06/15/2005: And it was made here, by the way....
Over at Slate, Christopher Kelly takes Memphis filmmaker Craig Brewer's soon-to-be-released film Hustle and Flow as the starting point for some musings on the rise of "the indie blockbuster": The Pimp Who Saved Hollywood.
Those who enjoy debating whether American independent filmmaking has become completely co-opted by the Hollywood monolith, or merely 97 percent co-opted, would have had a grand ol' time at the premiere party for Craig Brewer's Hustle & Flow (Paramount Classics, opening July 13) at this year's Sundance Film Festival.

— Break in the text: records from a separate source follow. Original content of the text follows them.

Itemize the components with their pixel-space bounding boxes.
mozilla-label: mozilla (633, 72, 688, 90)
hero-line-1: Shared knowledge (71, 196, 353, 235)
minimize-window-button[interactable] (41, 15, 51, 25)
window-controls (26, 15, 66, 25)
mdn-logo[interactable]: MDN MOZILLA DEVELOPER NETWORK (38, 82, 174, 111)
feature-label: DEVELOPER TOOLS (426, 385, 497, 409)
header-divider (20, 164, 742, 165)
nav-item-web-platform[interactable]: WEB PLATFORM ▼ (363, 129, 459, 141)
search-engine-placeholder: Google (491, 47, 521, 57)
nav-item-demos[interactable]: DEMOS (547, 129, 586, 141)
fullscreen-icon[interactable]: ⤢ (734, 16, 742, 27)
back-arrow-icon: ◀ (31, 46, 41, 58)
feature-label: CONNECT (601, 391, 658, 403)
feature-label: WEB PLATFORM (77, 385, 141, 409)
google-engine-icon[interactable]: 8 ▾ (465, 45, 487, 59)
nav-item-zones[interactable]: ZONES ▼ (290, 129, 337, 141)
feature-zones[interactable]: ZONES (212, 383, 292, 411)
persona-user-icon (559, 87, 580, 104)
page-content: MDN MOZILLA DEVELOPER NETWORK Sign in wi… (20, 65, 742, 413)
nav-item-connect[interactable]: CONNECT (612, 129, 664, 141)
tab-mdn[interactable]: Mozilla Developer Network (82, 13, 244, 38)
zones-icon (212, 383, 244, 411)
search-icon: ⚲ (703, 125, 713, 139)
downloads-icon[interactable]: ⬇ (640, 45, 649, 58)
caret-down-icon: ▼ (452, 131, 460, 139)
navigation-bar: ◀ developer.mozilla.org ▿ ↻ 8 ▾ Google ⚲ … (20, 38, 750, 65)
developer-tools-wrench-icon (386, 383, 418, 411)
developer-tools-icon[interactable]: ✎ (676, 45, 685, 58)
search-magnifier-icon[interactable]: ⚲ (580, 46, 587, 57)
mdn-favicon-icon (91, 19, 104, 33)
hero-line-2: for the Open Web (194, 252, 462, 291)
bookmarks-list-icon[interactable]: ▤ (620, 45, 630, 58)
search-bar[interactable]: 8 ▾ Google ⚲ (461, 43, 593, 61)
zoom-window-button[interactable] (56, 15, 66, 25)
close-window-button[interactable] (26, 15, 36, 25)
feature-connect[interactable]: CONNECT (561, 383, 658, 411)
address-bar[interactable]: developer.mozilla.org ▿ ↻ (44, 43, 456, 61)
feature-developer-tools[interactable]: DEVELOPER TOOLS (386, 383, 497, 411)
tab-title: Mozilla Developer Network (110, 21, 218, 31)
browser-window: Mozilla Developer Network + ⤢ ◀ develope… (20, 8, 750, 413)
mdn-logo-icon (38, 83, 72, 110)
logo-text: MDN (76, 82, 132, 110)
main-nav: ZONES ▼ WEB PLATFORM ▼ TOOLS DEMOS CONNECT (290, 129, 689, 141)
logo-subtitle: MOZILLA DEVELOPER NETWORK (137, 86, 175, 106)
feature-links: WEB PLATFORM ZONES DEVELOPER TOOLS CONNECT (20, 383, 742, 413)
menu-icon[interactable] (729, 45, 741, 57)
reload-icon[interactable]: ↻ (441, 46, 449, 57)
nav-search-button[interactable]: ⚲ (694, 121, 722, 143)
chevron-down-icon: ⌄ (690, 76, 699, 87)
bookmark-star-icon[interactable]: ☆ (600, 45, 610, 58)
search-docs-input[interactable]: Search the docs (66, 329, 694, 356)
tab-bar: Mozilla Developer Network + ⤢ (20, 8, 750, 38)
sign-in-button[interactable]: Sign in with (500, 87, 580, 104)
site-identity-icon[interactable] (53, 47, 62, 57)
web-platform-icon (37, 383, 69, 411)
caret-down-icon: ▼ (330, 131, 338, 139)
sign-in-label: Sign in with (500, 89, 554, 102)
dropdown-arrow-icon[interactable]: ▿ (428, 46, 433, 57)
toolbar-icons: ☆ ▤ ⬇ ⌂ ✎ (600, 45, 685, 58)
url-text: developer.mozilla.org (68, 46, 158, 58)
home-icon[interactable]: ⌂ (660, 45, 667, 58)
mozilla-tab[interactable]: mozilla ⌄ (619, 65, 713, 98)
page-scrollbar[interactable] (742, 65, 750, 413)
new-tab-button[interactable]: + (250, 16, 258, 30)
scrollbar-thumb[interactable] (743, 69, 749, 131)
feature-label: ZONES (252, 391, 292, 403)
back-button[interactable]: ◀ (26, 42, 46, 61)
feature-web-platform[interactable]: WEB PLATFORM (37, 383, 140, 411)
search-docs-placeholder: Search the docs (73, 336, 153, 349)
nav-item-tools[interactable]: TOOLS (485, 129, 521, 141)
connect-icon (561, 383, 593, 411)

It had been a sluggish first few days for the dramatic features, with the usual mixture of allegorical dramas starring slow-moving turtles and quirky comedies starring thumb-sucking teenagers. But suddenly a palpable Sundance buzz was in the air. Hustle & Flow—a drama about a Memphis pimp named DJay (the gifted Terrence Howard, late of Crash) who dreams of becoming a hip-hop star—had brought the crowd to its feet that evening at the Park City Racquet Club. And now hundreds of partygoers huddled around heat lamps in the freezing cold, asking all the familiar questions: How much might the movie sell for? How much could it gross theatrically? And how big a windfall did its producer, John Singleton (of Boyz n the Hood fame), stand to reap? (Singleton and producing partner Stephanie Allain financed Hustle & Flow out of pocket, for about $3 million, after shopping the project around and reportedly getting turned down by every studio in town.)
One thing lost in all the excitement was the small matter of the movie itself—which is mostly just shameless, crowd-pleasing drivel. Howard burns with old-school charisma, but he's forced to play one embarrassing ghetto cliché after another: a pimp with a heart of gold (i.e., he smacks his bitches, but only when they deserve it), suffering through an early midlife crisis (i.e., he just can't see himself doing the pimp thing into his 40s). DJay's rise to superstardom is a dopey, Rocky-style wish-fulfillment fantasy, replete with musical numbers from the MTV Jams recycling bin. (Sample lyrics: "You know it's hard out there for a pimp / When you're trying to get money for the rent.") And Brewer hasn't quite figured out how to illustrate his lead character's misogyny without exulting in it: The camera gets in close to the actresses' jiggling backsides; the dialogue—including one soon-to-be-famous line about the constitution of a female pig's genitalia—is even more revolting.
The movie sold to Paramount Classics (partnering with MTV Films) for a reported $9 million; Singleton received an additional $7 million, earmarked for him to produce two more "indie," urban-set, youth-oriented dramas. The next indie sensation was born. Funny, though, that this "vision of what's hip and what Hollywood isn't doing," as Singleton has described it, should look exactly like what Hollywood's been doing for years.